TfR CAR-iCasp9 T细胞的靶向抗瘤效应及安全性研究

Recent years have witnessed much progress in both basic research and clinical trials regarding cancer immunotherapy with chimeric antigen receptor (CAR)-engineered T cells. The unique structure of CAR endows T cell tumor specific cytotoxicity and resistance to immunosuppressive microenvironment in cancers, helps patients to better tackle the issue of immunological tolerance. Adoptive immunotherapy (AIT) using this supernatural T cell have gained momentum after decades of intense debates because of the promising results obtained from preclinical models and clinical trials. Targeting solid tumors is more challenging compared to the treatment of hematological malignancies because of rare target antigens. CAR-based therapy has only been conducted in several tumors, such as neuroblastoma, colorectal, ovarian and prostate cancer. The transferrin receptor (TfR, CD71) is a membrane-bound protein involved in transferrin (Tf) -mediated iron uptake. The high levels of expression of TfRs in cancer cells and their central role in the pathology of human cancer make TfR an attractive target that can be exploited for the delivery of cytotoxic agents into tumor cells and the target of tumor imaging. Hence, TfR specific CAR redirected T cells could be widely used to treat TfR expressing tumors. In this research, gene encoding TfR scFv will be fused sequentially with genes encoding the cytoplasmic domains of CD28, 4-1BB and CD3ζ to constuct TfRscFv28BBζ(TfR CAR). Furthermore, in order to improve the safety of T cell administration, an inducible T-cell safety switch (iCasp9) is constructed to the downstream of bicistronic vector containing TfR CAR. This iCasp9 system use FKBP12-F36V to replace the recruitment domain of caspase9. When exposed to bioinert small-molecule dimerizing agent AP1903, FKBP12-F36V dimerized to ensure the dimerization of caspase9 and subsequent apoptosis of cells. The transposon-based TfR CAR-iCasp9 vector tranfected central memory T cells are called TfR CAR–iCasp9 T cells. In vitro and in vivo studies will be performed to evaluate the specific lysis and the safety of these TfR CAR-iCasp9 T cells. This research will shed new light on tumor adoptive immunotherapy and expand clinical applications of CAR-redirected T cells.

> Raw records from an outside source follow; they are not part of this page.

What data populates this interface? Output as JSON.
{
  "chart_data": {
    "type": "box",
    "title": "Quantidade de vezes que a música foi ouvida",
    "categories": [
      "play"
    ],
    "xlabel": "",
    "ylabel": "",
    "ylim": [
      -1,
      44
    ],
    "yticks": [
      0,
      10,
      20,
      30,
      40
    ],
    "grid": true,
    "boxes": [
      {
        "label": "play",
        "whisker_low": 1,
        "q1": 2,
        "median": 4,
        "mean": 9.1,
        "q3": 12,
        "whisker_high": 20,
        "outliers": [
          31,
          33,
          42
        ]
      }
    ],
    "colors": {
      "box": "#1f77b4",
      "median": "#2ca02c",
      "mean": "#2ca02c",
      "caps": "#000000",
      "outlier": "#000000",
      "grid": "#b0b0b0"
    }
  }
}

如何选择特异性靶标是CAR T细胞过继免疫治疗需要解决的问题。文献报道及我们前期研究证明，转铁蛋白受体(TfR)在多种恶性肿瘤细胞高表达，是肿瘤免疫显像及治疗的理想靶点。本课题设想将TfR scFv与CD28、4-1BB、CD3ζ链的胞浆段序列融合，构建TfR特异性CAR；为提高体内应用安全性，在表达CAR的载体中引入iCasp9安全开关系统，构建CAR-iCasp9共表达的转座子载体，转染中枢记忆T细胞，有可能建立在体内具有较强抗肿瘤效应和免疫记忆潜能、凋亡可人工调控的TfR CAR-iCasp9 T细胞，同时该T细胞可通过阻止肿瘤细胞铁摄取发挥更强的抗瘤效应。基于此，本项目拟采用分子生物学技术，建立 TfR CAR-iCasp9 T细胞，通过体内外实验，探讨该T细胞的靶向抗瘤效应及iCasp9系统主动调控T细胞凋亡的双重作用，为以TfR为靶点的CAR T细胞过继免疫治疗研究奠定基础。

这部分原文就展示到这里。